碧落ラストコネクション


少年は走っていた。
数々の木製建築物を過ぎ去り、抹茶ソフトの店を通り過ぎ、大樹へと向かって足は進んでいく。黒いパーカーと赤い髪が風に揺れた。

その間も、ドンッ!と爆音は鳴り響いている。少年は、犯人は相当な数の爆弾を持っているに違いないと気を引き締めた。

その時、

「いやぁ流石ヒーローさんは足が速いですねぇ!」

「!?」

少年が走る左隣を、先程の少女が並んで走っていた。
思わず面喰らってしまう。
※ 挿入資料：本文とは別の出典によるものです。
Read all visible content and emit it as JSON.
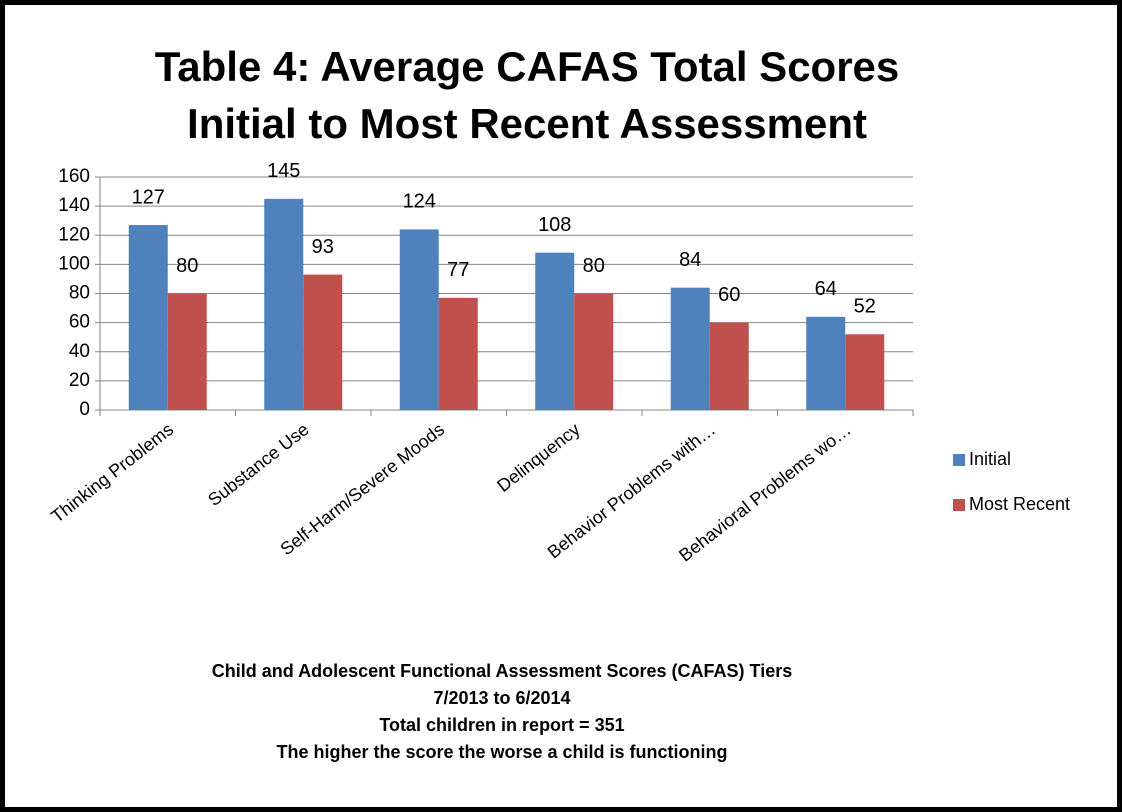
{
  "chart_data": {
    "type": "bar",
    "title": [
      "Table 4: Average CAFAS Total Scores",
      "Initial to Most Recent Assessment"
    ],
    "categories": [
      "Thinking Problems",
      "Substance Use",
      "Self-Harm/Severe Moods",
      "Delinquency",
      "Behavior Problems with…",
      "Behavioral Problems wo…"
    ],
    "series": [
      {
        "name": "Initial",
        "color": "#4f81bd",
        "values": [
          127,
          145,
          124,
          108,
          84,
          64
        ]
      },
      {
        "name": "Most Recent",
        "color": "#c0504d",
        "values": [
          80,
          93,
          77,
          80,
          60,
          52
        ]
      }
    ],
    "ylim": [
      0,
      160
    ],
    "yticks": [
      0,
      20,
      40,
      60,
      80,
      100,
      120,
      140,
      160
    ],
    "grid": true,
    "legend": "right",
    "notes": [
      "Child and Adolescent Functional Assessment Scores (CAFAS) Tiers",
      "7/2013 to 6/2014",
      "Total children in report = 351",
      "The higher the score the worse a child is functioning"
    ]
  }
}
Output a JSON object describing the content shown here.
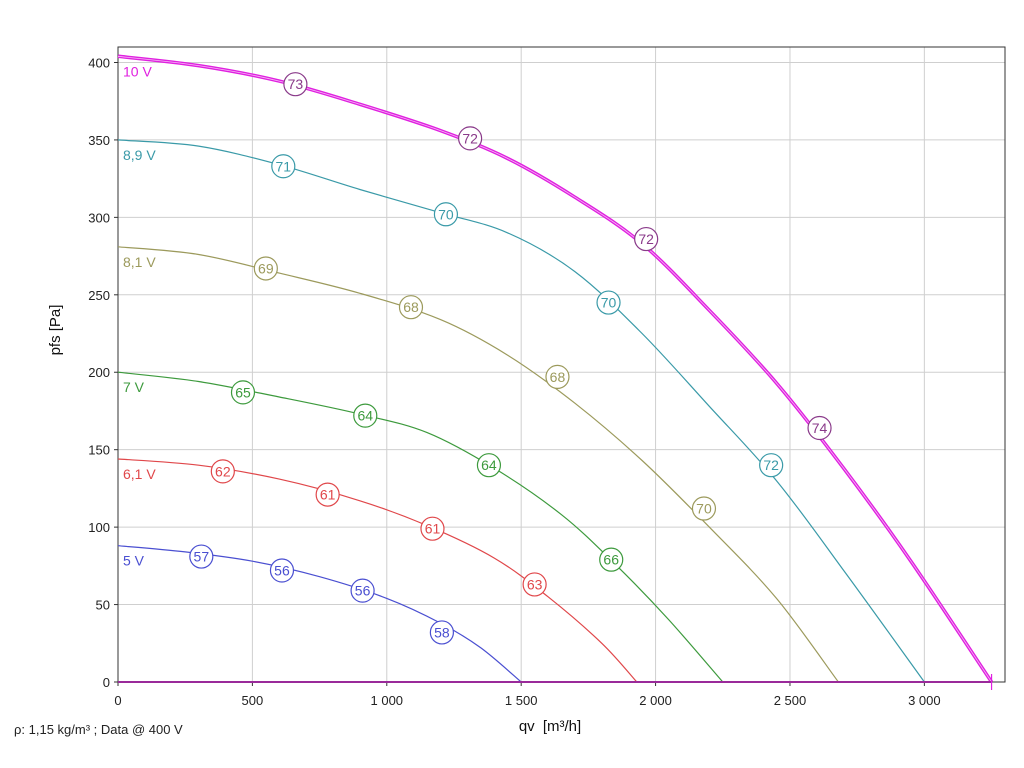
{
  "chart_data": {
    "type": "line",
    "xlabel": "qv",
    "xlabel_unit": "[m³/h]",
    "ylabel": "pfs [Pa]",
    "xlim": [
      0,
      3300
    ],
    "ylim": [
      0,
      410
    ],
    "x_ticks": [
      0,
      500,
      1000,
      1500,
      2000,
      2500,
      3000
    ],
    "x_tick_labels": [
      "0",
      "500",
      "1 000",
      "1 500",
      "2 000",
      "2 500",
      "3 000"
    ],
    "y_ticks": [
      0,
      50,
      100,
      150,
      200,
      250,
      300,
      350,
      400
    ],
    "y_tick_labels": [
      "0",
      "50",
      "100",
      "150",
      "200",
      "250",
      "300",
      "350",
      "400"
    ],
    "grid": true,
    "series": [
      {
        "name": "5 V",
        "color": "#4a4fd1",
        "points": [
          [
            0,
            88
          ],
          [
            250,
            84
          ],
          [
            500,
            78
          ],
          [
            750,
            68
          ],
          [
            1000,
            54
          ],
          [
            1200,
            38
          ],
          [
            1350,
            22
          ],
          [
            1500,
            0
          ]
        ],
        "markers": [
          {
            "x": 310,
            "y": 81,
            "label": "57"
          },
          {
            "x": 610,
            "y": 72,
            "label": "56"
          },
          {
            "x": 910,
            "y": 59,
            "label": "56"
          },
          {
            "x": 1205,
            "y": 32,
            "label": "58"
          }
        ]
      },
      {
        "name": "6,1 V",
        "color": "#e0474a",
        "points": [
          [
            0,
            144
          ],
          [
            300,
            140
          ],
          [
            600,
            131
          ],
          [
            900,
            117
          ],
          [
            1150,
            101
          ],
          [
            1400,
            80
          ],
          [
            1600,
            55
          ],
          [
            1800,
            25
          ],
          [
            1930,
            0
          ]
        ],
        "markers": [
          {
            "x": 390,
            "y": 136,
            "label": "62"
          },
          {
            "x": 780,
            "y": 121,
            "label": "61"
          },
          {
            "x": 1170,
            "y": 99,
            "label": "61"
          },
          {
            "x": 1550,
            "y": 63,
            "label": "63"
          }
        ]
      },
      {
        "name": "7 V",
        "color": "#3d9a3d",
        "points": [
          [
            0,
            200
          ],
          [
            300,
            194
          ],
          [
            600,
            184
          ],
          [
            900,
            173
          ],
          [
            1150,
            161
          ],
          [
            1400,
            138
          ],
          [
            1650,
            108
          ],
          [
            1850,
            76
          ],
          [
            2050,
            40
          ],
          [
            2250,
            0
          ]
        ],
        "markers": [
          {
            "x": 465,
            "y": 187,
            "label": "65"
          },
          {
            "x": 920,
            "y": 172,
            "label": "64"
          },
          {
            "x": 1380,
            "y": 140,
            "label": "64"
          },
          {
            "x": 1835,
            "y": 79,
            "label": "66"
          }
        ]
      },
      {
        "name": "8,1 V",
        "color": "#9c9a5c",
        "points": [
          [
            0,
            281
          ],
          [
            300,
            276
          ],
          [
            600,
            264
          ],
          [
            900,
            251
          ],
          [
            1200,
            234
          ],
          [
            1450,
            211
          ],
          [
            1700,
            180
          ],
          [
            1950,
            143
          ],
          [
            2200,
            100
          ],
          [
            2450,
            54
          ],
          [
            2680,
            0
          ]
        ],
        "markers": [
          {
            "x": 550,
            "y": 267,
            "label": "69"
          },
          {
            "x": 1090,
            "y": 242,
            "label": "68"
          },
          {
            "x": 1635,
            "y": 197,
            "label": "68"
          },
          {
            "x": 2180,
            "y": 112,
            "label": "70"
          }
        ]
      },
      {
        "name": "8,9 V",
        "color": "#3a9aa8",
        "points": [
          [
            0,
            350
          ],
          [
            300,
            346
          ],
          [
            600,
            334
          ],
          [
            900,
            318
          ],
          [
            1200,
            303
          ],
          [
            1450,
            290
          ],
          [
            1700,
            265
          ],
          [
            1950,
            225
          ],
          [
            2200,
            178
          ],
          [
            2450,
            130
          ],
          [
            2700,
            72
          ],
          [
            3000,
            0
          ]
        ],
        "markers": [
          {
            "x": 615,
            "y": 333,
            "label": "71"
          },
          {
            "x": 1220,
            "y": 302,
            "label": "70"
          },
          {
            "x": 1825,
            "y": 245,
            "label": "70"
          },
          {
            "x": 2430,
            "y": 140,
            "label": "72"
          }
        ]
      },
      {
        "name": "10 V",
        "color": "#e020e0",
        "points": [
          [
            0,
            404
          ],
          [
            300,
            398
          ],
          [
            600,
            388
          ],
          [
            900,
            373
          ],
          [
            1200,
            356
          ],
          [
            1450,
            338
          ],
          [
            1700,
            313
          ],
          [
            1950,
            283
          ],
          [
            2200,
            240
          ],
          [
            2450,
            193
          ],
          [
            2700,
            138
          ],
          [
            2950,
            78
          ],
          [
            3250,
            0
          ]
        ],
        "markers": [
          {
            "x": 660,
            "y": 386,
            "label": "73"
          },
          {
            "x": 1310,
            "y": 351,
            "label": "72"
          },
          {
            "x": 1965,
            "y": 286,
            "label": "72"
          },
          {
            "x": 2610,
            "y": 164,
            "label": "74"
          }
        ]
      }
    ],
    "marker_color": "#8a3a8a"
  },
  "footnote": "ρ: 1,15 kg/m³ ; Data @ 400 V"
}
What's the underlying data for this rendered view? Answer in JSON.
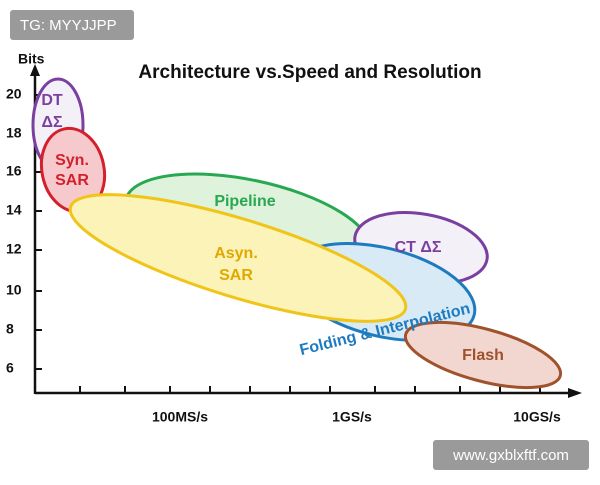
{
  "badge": "TG: MYYJJPP",
  "title": "Architecture vs.Speed and Resolution",
  "y_axis": {
    "label": "Bits",
    "ticks": [
      "20",
      "18",
      "16",
      "14",
      "12",
      "10",
      "8",
      "6"
    ]
  },
  "x_axis": {
    "ticks": [
      "100MS/s",
      "1GS/s",
      "10GS/s"
    ]
  },
  "regions": [
    {
      "lines": [
        "DT",
        "ΔΣ"
      ]
    },
    {
      "lines": [
        "Syn.",
        "SAR"
      ]
    },
    {
      "lines": [
        "Pipeline"
      ]
    },
    {
      "lines": [
        "CT ΔΣ"
      ]
    },
    {
      "lines": [
        "Folding & Interpolation"
      ]
    },
    {
      "lines": [
        "Flash"
      ]
    },
    {
      "lines": [
        "Asyn.",
        "SAR"
      ]
    }
  ],
  "footer": "www.gxblxftf.com"
}
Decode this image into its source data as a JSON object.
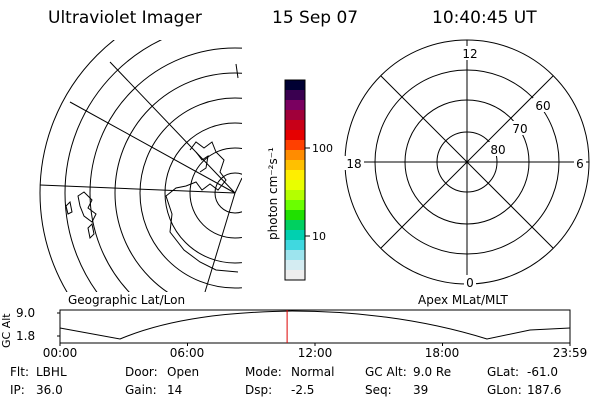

結構な速さで走っているのに、まさか追いついて来たのだろうか。

「な、何でここに!?」

「ちょっと確かめたい事がありまして…それに、ヒーローさんの活躍をこの目で見てみたいのです!」


息ひとつ切らさずに話す少女に驚く。
もしかして、彼女もどこかの国の戦士か何かなんだろうか。


「…あまり、キミの理想に応えられる自信はないけど……」

「いいのですいいのです!自分のヒーロー道を歩んじゃってください!」


少年は少女を避難させることを諦め、2人同じスピードで目的地まで辿り着いた。その事実に驚きながらも、目前にそびえ立つ爆発で一部が焼け焦げた大樹に視線を集中させる。
するとその下に、小さな子供がいるのが見えた。


「ヒーローさん、あの男の子…もしかして住民じゃないのですか?」

「逃げ遅れたのか…!キミはここで待ってて」


そう言って少年は子供に近づいた。
子供の背の高さに合わせるように少しかがんだその時、

──子供が、怪しげに嗤った。


「ヒーローさん離れて!!」

「っ!」

ドンッ!!!!


少年が逃げるよりも早く、爆発が起こった。
オレンジ色の煙が大樹を包む。煙の一部に穴が開き、そこから少年は煙から離れるように飛び出た。


「ヒーローさん!大丈夫ですか!?」

「…大丈夫。少し腕を掠っただけだよ」


少女は右腕を軽く抑えて出てきた少年に駆け寄る。少年の負傷した手には背中に背負っていた赤い大鎌が握られていた。


オレンジ色の煙が完全に晴れて見えたのは、先程の子供。

太陽のように明るいオレンジ色の髪に、夏空のように濃い青の服。風に揺れる雲のように真っ白なマフラーをした子供は、大量の爆弾を手にしていた。


「……騙されたよ。まさか有名なテロリストがこんな所に攻めていたとはね」

「ヒーローさん、あの子は…?」


少女はオレンジ色の小さな子供を見て少年に問う。少年は少女を庇うように前に出た。


「黄の国出身のS級犯罪者だよ。史上最年少の天才テロリスト……名前は確か…ソレイユ・オレンジ」


ソレイユと呼ばれた子供は、少年の言葉に先程と同じようにニヤリと笑った。